De lijkbezorgingen worden volgens plan uitgevoerd in chronologische volgorde.

Dit plan wijst de percelen aan voor begraving in volle grond, grafkelders, kindergraven, sterrenweide, erepark en columbarium.

Elke kist of urne wordt voor de teraardebestelling of bijzetting voorzien van een volgnummer ingeschreven in een register met aanduiding van de identiteit van de overledene.

 

De graven of columbariumnissen waarvoor geen concessie werd aangegaan zijn bestemd voor begraving of bijzetting van één stoffelijk overschot.

 

Artikel 1.6

De graven worden onmiddellijk na het neerlaten van de kist met aarde gevuld en aangedamd. Na bijzetting van een urne wordt het graf of nis onmiddellijk afgesloten.

 

 

Artikel 1.7

Bloemen en planten bij de graven moeten in goede staat onderhouden worden. Zijn ze verwelkt of in slechte staat, dan moeten ze verwijderd worden door de nabestaanden. Als dit niet gebeurt, zal de verantwoordelijke van de begraafplaats ze wegnemen. Bloempotten en andere voorwerpen mogen niet ingegraven worden.

 

De ruimte voor en tussen de graven dienen de nabestaanden volledig vrij te houden van materialen en beplanting. De beplanting welke door de gemeente aangebracht werd achter de graven zal door een medewerker van de gemeente onderhouden worden en mag niet door derden verwijderd worden. 

 

Op de strooiweide mogen, enkel bij het verstrooien, bloemen of bloemstukken neergelegd worden.  Andere voorwerpen zijn niet toegelaten. Kunstbloemen op de strooiweide worden 10 dagen na neerlegging verwijderd.

 

Uitzondering: ten vroegste één week voor Allerheilligen mogen er wel bloemen op de asverstrooiingsweide neergelegd worden.

 

Artikel 1.8

Iedereen heeft het recht om een gedenkteken te plaatsen tenzij de overledene anders heeft beschikt of zijn verwant(en) er zich tegen verzet(ten). In de eerste plaats wordt dit recht voorbehouden aan de concessiehouder.

 

Artikel 1.9

De gedenktekens moeten degelijk opgericht en onderhouden worden. Ze mogen de veiligheid en doorgang van personeel en bezoekers niet in het gedrang brengen. De aanpalende graven mogen niet geschaad worden.

 

Artikel 1.10

Bovengrondse graven worden niet toegestaan.

 

Artikel 1.11

De begraafplaatsen zijn toegankelijk van zonsopgang tot zonsondergang.

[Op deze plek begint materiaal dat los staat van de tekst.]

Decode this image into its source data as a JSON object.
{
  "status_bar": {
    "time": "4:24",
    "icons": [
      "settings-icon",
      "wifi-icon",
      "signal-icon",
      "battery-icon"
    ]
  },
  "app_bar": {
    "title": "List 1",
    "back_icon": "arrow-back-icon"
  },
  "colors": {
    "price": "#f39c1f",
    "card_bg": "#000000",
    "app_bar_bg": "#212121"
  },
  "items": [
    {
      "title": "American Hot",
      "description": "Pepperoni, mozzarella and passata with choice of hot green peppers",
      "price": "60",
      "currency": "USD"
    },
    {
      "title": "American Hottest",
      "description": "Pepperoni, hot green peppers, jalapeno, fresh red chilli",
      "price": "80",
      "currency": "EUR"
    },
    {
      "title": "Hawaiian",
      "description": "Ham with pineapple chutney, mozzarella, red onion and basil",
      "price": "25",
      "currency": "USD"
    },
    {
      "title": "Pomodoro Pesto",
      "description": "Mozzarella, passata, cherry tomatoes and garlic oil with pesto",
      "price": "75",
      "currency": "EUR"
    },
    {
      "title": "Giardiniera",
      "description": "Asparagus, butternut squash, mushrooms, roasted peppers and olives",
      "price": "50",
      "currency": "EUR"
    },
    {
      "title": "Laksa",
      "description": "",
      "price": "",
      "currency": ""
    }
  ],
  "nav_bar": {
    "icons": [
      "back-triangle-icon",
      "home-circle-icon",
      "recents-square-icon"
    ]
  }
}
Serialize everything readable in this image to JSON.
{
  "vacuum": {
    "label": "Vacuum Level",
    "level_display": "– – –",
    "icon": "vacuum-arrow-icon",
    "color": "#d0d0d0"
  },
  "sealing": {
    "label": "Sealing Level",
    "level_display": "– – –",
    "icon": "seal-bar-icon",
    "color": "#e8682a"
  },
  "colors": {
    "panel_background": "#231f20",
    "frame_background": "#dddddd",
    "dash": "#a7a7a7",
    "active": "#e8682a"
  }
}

Op werkdagen kunnen niet-gecremeerde, gekiste stoffelijke overschotten en urnen bezorgd worden van 08.30 uur tot 15.00 uur.

Op zaterdag kunnen niet-gecremeerde, gekiste stoffelijke resten en urnen begraven worden tot 14.00 u, asverstrooiingen zijn toegestaan tot 15.00 u.

Op zon-en feestdagen kunnen er geen lijkbezorgingen plaats hebben.

 

Artikel 1.12

Gemeente Wommelgem kan niet aansprakelijk gesteld worden voor diefstal of beschadigingen en is niet belast met de bewaking van de geplaatste voorwerpen op de gedenkplaats.

 

Hoofdstuk 2: Crematies

 

Artikel 2.1

Volgende asbestemmingen zijn toegestaan:

          uitstrooiing van de as op de strooiweide van de begraafplaats;

          begraving van de asurne op de begraafplaats;

          begraving van de asurne op de natuurbegraafplaats

          begraving van de asurne in het urnenveld op de begraafplaats;

          bijzetting van de asurne in het columbarium op de begraafplaats;

          bewaring van de as op een andere plaats dan de begraafplaats;

          uitstrooiing van de as op de aan het grondgebied van België grenzende territoriale zee.

 

Artikel 2.2

Na het vrijgeven van de assen voor thuisbewaring dient een concessie te worden aangegaan voor elke aanvraag tot begraving of bijzetting in het columbarium.  Op schriftelijk verzoek van de nabestaanden kunnen de assen ook alsnog verstrooid worden door een medewerker van de gemeente.

 

Hoofdstuk 3: Niet-geconcedeerde graven en nissen

 

Artikel 3.1

Met uitzondering van een gerechtelijk bevel tot opgraving en om ernstige redenen, mits toelating van de burgemeester, is de verplichte grafrust nooit minder dan 10 jaar.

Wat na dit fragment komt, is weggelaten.